ConvNeXt [27] made a series of modifications to the original ResNet50 structure and learned from the transformer. During this time, 3×3 convolutions will be replaced by 7×7 depthwise convolutions. This expands the local receptive field but still fails to classify global information. We further use depth ParC to replace the 7×7 depth convolution in ConvNeXt Block.
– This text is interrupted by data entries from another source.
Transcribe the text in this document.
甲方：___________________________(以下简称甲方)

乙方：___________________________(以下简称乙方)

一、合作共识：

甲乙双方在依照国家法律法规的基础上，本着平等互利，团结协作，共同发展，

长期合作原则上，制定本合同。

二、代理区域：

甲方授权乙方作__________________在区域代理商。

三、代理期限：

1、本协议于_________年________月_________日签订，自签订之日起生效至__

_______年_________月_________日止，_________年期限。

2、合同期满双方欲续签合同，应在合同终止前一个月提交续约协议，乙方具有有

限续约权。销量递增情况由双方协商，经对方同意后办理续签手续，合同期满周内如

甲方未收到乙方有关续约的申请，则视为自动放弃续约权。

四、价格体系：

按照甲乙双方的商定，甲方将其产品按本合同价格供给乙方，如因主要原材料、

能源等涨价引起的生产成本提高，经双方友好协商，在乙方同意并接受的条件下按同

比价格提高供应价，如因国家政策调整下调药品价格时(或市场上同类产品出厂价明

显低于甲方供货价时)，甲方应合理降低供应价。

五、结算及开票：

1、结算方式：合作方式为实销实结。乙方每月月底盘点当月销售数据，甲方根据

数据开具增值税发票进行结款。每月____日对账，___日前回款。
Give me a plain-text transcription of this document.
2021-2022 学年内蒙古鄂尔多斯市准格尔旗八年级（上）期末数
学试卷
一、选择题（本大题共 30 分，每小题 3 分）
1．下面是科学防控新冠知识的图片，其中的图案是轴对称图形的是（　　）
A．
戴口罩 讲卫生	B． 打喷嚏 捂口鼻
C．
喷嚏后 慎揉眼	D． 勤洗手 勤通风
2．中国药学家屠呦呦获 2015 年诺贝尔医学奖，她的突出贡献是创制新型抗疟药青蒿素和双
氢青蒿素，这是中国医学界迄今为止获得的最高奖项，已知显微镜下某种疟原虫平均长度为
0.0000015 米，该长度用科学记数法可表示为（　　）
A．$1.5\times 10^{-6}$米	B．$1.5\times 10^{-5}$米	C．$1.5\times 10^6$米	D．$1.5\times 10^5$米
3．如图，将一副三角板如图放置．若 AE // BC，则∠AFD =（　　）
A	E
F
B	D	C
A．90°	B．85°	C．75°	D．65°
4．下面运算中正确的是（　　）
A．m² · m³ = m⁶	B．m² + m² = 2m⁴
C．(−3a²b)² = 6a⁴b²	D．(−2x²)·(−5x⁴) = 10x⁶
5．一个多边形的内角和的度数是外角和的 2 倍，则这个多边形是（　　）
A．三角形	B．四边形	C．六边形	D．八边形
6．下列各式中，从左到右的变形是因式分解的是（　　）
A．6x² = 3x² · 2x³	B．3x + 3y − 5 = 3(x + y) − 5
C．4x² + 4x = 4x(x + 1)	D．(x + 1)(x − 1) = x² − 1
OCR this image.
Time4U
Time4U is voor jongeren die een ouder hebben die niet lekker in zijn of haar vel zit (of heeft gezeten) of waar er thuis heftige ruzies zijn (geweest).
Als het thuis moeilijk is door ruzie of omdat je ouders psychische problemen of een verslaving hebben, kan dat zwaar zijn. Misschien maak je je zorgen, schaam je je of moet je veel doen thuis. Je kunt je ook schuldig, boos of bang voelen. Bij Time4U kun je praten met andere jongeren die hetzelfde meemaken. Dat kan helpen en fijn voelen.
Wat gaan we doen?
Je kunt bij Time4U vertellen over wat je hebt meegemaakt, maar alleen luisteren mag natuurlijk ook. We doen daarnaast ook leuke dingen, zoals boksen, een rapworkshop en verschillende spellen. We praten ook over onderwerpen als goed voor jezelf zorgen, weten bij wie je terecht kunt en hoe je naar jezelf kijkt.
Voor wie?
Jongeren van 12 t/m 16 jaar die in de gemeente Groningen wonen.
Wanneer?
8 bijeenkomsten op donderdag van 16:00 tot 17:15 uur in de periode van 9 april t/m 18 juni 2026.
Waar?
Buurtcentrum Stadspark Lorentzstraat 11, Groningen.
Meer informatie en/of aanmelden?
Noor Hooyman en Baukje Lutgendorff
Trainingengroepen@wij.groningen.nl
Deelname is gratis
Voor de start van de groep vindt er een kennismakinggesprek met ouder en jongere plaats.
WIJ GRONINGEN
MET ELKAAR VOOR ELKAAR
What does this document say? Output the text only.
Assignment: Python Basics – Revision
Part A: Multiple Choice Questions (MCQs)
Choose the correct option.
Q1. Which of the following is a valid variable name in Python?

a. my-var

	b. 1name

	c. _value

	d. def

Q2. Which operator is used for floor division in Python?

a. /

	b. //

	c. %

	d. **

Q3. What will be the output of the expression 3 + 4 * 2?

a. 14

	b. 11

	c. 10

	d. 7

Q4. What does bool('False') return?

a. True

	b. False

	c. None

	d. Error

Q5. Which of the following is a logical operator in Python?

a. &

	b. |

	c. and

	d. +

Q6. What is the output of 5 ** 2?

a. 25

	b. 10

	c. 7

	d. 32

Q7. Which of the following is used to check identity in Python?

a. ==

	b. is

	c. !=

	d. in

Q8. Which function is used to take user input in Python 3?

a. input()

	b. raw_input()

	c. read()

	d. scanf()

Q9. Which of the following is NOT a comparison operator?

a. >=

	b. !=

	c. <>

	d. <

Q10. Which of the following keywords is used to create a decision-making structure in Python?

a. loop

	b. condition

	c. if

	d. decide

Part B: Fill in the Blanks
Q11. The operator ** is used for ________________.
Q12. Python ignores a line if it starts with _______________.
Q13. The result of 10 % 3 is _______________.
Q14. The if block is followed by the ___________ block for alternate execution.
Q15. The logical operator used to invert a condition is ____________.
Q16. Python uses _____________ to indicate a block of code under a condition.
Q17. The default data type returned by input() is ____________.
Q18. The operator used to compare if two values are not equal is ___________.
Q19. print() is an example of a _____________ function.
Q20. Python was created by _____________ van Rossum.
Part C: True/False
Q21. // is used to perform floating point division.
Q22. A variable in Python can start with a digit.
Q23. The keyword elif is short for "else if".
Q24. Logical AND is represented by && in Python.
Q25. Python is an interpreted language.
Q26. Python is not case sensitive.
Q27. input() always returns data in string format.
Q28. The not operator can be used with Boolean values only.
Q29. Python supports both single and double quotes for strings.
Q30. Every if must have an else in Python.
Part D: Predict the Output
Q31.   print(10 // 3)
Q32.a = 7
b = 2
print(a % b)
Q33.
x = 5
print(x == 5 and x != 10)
In this way we obtain the ParC-ConvNeXt block (see Figure 5(d)). Replacing the last 1/3 blocks of the last two stages of ConvNeXt with ParC-ConvNeXt blocks resulted in a ConvNeXtParC example. We reduce the number of basic channels in ConvNeXt-T to 48 (i.e., [48, 96, 192, 384] per stage), resulting in lightweight ConvNeXt-XT, which is more popular for deployment on edge computing devices and has Shorter experimental cycles.
It should be noted that in ParC-MetaFormer, the sequence of ParC-H and ParC-W is used to keep the receptive field consistent with self-attention, because this design is used to replace self-attention. In ParC-convnets, we adopt parallelism (per layer) of ParCH and ParC-v, as shown in Figure 5. According to experimental results, this setup can already provide sufficient performance gains relative to traditional ConvNets. In fact, since we are not just using one ParC-ConvNet block, ParC-ConvNet still has a global receptive field.
4 EXPERIMENT
5 DISCUSSION
In this section, we first analyze the spatial distribution of weights learned by vanilla convolution and ParC. On this basis, it is further explained that they still learn similar feature extraction patterns.
In addition, we also provide the results of two commonly used visualization schemes, effective receptive field (ERF) [15] and Grada-Cam [29], to analyze the mechanism of ParC. The results show that the PARC-based model can obtain global features even at high resolution, which makes the model more comprehensive in obtaining instance-related semantic information.
6 CONCLUSION
We design a new plug-and-play operator ParC (position-aware circular convolution). ParC has a global receptive field like self-attention in ViT, but due to the pure convolution operation, different hardware platforms can support it more conveniently. We demonstrate that it improves the classification performance of the network, whether inserted into a transformer-based network or a convolution-based network. In addition, parcel-based models also have advantages when handling downstream tasks. Its internal mechanism and its difference from ordinary large kernel convolution are analyzed, and a convincing explanation of its superiority is given. In order to apply ParC under large resolution conditions, fast ParC based on ffc is also proposed. Fast ParC operations are capable of keeping computational budgets low at high input resolutions, making ParC a competitive and versatile choice for most computer vision tasks.